А скопировать с лайв-сд нельзя в $DISTDIR? Версия может отличаться,

надо просто emerge'ить ту, исходники которой в наличии.

----------

## Sasha2

Все получилось наконец.

Процедура:

1. Идем на gentoo.osuosl.org/distfiles

2. Берем оттуда все то, что начинается с ppp и все то, что начинается с rp-pppoe

(Это важно, разбираться я не стал, но в первый раз легкомысленно взял ppp только версии 2.4.2 и снова был жестоко наказан).

3. Все это хозяйство копируем на дискеты или CD по вкусу и идем в наше только что установленное Gentoo 2006.

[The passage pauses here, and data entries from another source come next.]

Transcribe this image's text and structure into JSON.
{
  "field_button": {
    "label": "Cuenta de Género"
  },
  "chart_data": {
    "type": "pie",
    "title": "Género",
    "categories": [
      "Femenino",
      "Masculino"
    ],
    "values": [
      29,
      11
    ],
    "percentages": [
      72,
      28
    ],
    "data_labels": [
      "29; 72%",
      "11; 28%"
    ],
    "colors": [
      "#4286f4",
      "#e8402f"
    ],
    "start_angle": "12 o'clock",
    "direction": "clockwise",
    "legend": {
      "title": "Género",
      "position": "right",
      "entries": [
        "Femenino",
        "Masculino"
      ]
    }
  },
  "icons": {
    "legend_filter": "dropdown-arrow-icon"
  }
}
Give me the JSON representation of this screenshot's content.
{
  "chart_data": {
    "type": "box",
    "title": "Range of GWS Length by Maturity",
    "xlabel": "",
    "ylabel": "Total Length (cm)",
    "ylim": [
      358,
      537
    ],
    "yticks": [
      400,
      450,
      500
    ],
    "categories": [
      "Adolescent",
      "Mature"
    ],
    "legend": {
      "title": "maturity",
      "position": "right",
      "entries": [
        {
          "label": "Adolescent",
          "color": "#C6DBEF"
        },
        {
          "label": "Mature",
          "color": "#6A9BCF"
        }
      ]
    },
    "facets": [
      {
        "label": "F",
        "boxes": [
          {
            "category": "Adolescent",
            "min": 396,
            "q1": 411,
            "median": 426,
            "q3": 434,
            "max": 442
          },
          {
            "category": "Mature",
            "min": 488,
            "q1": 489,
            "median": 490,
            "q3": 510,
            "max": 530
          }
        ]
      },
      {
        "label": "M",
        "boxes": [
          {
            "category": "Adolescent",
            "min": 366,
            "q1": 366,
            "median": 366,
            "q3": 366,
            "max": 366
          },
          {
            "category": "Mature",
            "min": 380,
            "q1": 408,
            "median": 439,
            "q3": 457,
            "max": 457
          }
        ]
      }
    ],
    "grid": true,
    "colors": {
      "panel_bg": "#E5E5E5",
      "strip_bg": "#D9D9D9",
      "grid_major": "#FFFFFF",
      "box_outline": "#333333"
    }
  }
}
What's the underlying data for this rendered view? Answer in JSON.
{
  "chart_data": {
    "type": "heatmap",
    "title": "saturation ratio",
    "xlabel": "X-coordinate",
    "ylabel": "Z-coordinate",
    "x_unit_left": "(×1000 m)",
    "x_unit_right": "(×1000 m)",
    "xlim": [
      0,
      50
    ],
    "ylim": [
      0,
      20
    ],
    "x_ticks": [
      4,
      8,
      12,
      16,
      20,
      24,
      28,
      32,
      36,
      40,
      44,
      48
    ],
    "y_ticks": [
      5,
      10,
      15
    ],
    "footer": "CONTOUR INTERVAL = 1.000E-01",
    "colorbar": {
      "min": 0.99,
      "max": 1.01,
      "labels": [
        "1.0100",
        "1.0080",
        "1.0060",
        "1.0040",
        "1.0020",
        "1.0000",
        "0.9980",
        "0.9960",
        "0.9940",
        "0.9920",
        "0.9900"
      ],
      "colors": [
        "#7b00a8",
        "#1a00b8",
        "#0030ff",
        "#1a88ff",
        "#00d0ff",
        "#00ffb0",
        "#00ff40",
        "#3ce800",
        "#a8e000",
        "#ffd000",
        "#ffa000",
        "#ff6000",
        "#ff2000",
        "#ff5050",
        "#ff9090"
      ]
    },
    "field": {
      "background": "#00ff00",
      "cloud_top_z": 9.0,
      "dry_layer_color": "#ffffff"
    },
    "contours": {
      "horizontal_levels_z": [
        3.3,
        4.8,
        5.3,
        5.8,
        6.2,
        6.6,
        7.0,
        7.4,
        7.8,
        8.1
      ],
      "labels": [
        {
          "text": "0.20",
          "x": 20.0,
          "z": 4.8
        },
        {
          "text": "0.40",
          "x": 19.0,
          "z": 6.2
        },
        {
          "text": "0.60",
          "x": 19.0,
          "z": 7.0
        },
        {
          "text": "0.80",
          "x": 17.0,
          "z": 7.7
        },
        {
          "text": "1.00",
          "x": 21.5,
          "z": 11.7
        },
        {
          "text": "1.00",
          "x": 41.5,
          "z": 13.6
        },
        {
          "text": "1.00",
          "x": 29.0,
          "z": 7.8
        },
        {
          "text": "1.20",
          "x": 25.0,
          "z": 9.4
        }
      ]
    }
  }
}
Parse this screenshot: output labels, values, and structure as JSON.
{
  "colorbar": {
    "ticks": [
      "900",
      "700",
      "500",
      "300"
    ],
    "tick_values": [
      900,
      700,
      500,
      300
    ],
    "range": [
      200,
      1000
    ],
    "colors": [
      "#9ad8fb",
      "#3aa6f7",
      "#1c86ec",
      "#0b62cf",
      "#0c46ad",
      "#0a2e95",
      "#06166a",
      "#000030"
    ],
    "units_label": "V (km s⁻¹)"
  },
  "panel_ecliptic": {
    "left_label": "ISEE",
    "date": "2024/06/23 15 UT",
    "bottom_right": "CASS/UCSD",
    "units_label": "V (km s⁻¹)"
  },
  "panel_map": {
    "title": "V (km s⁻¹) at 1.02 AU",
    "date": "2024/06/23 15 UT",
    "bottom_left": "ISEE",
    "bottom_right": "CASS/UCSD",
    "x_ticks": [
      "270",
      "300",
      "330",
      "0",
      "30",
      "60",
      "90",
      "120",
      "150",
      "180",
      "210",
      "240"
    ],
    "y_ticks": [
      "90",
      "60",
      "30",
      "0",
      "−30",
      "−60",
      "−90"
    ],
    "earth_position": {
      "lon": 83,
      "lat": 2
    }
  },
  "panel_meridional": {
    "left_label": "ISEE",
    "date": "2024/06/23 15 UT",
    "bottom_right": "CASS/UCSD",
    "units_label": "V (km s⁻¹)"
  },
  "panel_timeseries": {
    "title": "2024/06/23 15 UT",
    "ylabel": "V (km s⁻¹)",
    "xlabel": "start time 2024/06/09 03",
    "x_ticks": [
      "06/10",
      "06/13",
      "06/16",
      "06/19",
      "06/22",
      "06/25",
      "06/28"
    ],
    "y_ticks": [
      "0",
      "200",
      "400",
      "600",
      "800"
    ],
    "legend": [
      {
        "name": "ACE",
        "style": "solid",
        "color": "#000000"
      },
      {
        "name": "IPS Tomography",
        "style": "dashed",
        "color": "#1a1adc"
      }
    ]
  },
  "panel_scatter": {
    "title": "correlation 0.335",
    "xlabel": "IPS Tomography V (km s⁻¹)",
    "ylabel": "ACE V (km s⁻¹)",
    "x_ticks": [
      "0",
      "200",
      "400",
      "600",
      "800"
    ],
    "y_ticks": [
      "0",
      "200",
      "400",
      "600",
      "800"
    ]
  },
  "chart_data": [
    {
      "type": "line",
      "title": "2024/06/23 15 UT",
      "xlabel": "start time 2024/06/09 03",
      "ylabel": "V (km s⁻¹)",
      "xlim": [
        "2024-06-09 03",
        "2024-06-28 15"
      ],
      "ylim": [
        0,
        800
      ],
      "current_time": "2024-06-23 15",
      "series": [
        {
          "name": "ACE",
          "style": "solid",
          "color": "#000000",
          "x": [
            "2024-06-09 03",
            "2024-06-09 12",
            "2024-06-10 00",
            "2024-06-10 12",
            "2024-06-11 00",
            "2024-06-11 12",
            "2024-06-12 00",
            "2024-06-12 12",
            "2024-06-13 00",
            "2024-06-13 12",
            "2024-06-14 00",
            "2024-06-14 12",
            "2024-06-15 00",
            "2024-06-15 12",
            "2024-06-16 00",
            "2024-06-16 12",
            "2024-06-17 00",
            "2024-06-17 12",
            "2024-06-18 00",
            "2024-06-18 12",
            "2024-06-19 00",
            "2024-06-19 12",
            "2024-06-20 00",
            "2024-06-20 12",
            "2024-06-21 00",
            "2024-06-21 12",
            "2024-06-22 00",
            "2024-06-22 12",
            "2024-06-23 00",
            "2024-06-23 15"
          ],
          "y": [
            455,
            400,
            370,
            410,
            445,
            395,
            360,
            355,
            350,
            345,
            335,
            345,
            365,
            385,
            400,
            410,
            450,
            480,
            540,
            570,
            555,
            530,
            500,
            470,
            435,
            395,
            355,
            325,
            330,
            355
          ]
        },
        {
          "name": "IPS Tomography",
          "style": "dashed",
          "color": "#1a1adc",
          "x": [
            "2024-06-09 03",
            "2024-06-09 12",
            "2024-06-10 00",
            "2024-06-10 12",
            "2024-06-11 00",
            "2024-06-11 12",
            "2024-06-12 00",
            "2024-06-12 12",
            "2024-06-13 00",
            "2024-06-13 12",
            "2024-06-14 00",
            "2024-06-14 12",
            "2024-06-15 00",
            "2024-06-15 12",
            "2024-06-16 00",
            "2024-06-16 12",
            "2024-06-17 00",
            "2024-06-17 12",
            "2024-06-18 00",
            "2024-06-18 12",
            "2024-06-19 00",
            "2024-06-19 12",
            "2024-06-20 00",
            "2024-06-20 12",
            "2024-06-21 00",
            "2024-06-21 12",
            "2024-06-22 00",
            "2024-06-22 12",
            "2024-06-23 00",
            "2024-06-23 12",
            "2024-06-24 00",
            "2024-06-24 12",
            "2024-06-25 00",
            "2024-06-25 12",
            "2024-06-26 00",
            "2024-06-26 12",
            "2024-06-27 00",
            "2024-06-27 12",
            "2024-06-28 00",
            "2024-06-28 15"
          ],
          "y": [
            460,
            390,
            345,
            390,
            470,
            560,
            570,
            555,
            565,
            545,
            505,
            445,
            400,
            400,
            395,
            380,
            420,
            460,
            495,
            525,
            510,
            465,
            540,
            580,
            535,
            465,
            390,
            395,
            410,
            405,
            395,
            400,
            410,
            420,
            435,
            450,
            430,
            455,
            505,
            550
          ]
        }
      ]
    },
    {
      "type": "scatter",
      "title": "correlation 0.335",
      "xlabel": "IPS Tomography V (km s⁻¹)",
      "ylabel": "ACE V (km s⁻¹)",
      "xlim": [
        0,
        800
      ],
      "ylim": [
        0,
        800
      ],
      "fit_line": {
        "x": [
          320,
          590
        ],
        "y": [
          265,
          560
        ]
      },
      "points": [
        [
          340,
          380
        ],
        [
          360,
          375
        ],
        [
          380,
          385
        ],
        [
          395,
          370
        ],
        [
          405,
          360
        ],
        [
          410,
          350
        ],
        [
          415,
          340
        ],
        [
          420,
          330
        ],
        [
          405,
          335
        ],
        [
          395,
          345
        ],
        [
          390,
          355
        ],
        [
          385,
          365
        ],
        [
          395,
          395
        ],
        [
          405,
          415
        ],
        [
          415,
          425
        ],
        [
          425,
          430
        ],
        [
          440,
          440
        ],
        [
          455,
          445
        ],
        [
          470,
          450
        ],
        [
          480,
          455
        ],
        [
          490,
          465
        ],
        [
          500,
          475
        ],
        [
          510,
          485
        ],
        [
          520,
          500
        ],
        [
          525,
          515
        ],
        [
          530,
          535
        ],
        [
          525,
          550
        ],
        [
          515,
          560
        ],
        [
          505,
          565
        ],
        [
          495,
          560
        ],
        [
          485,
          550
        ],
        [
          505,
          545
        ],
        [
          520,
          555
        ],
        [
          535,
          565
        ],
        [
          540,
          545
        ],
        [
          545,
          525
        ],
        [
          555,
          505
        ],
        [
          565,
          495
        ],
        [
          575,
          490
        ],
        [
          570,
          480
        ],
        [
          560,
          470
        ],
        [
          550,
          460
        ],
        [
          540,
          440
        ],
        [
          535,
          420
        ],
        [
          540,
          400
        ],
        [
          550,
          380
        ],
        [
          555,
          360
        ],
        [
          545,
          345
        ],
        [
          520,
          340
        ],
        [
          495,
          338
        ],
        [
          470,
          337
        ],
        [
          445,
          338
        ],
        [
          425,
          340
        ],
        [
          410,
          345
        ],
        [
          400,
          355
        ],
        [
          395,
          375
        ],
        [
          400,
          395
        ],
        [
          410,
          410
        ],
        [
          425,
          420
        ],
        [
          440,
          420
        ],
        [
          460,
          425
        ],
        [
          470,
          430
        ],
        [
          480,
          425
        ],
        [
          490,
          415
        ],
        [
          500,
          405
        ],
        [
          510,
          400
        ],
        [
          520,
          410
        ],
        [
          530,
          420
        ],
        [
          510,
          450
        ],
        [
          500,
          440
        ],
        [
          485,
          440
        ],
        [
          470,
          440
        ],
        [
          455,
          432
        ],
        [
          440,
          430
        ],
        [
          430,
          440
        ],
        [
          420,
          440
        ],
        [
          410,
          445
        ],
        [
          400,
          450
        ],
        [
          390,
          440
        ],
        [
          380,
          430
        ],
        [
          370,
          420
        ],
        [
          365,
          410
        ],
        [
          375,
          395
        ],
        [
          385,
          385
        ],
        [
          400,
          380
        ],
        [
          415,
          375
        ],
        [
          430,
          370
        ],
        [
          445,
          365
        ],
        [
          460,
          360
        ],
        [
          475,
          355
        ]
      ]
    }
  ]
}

4. КОпируем все эти файлы в /usr/portage/distfiles

5. Далее просто emerge rp-pppoe

Все теперь мы с Интернетом и может дейстовать как обычно.

P.S. Кстати 2006 настолько ребята поленились, что при инсталляции не создается точек монтирования для каомпакт дисков и флопиков.

Самому конечно не трудно создать, однако это говорит об их отношении к выполняемой работе.

----------

## Alice in W

OFF

если честно, я лично от души надеюсь, что по-тихому загнёцца этот инсталлер и сама эта идея про него...  :Evil or Very Mad: 

/OFF

----------

## Sasha2

Я тоже так думаю.

Вообще, пока что от этого инсталлера одни хлопоты.

Честно говоря вот почему:

1. Что инсталлер делает, так это только разбивку диска в графическом режиме.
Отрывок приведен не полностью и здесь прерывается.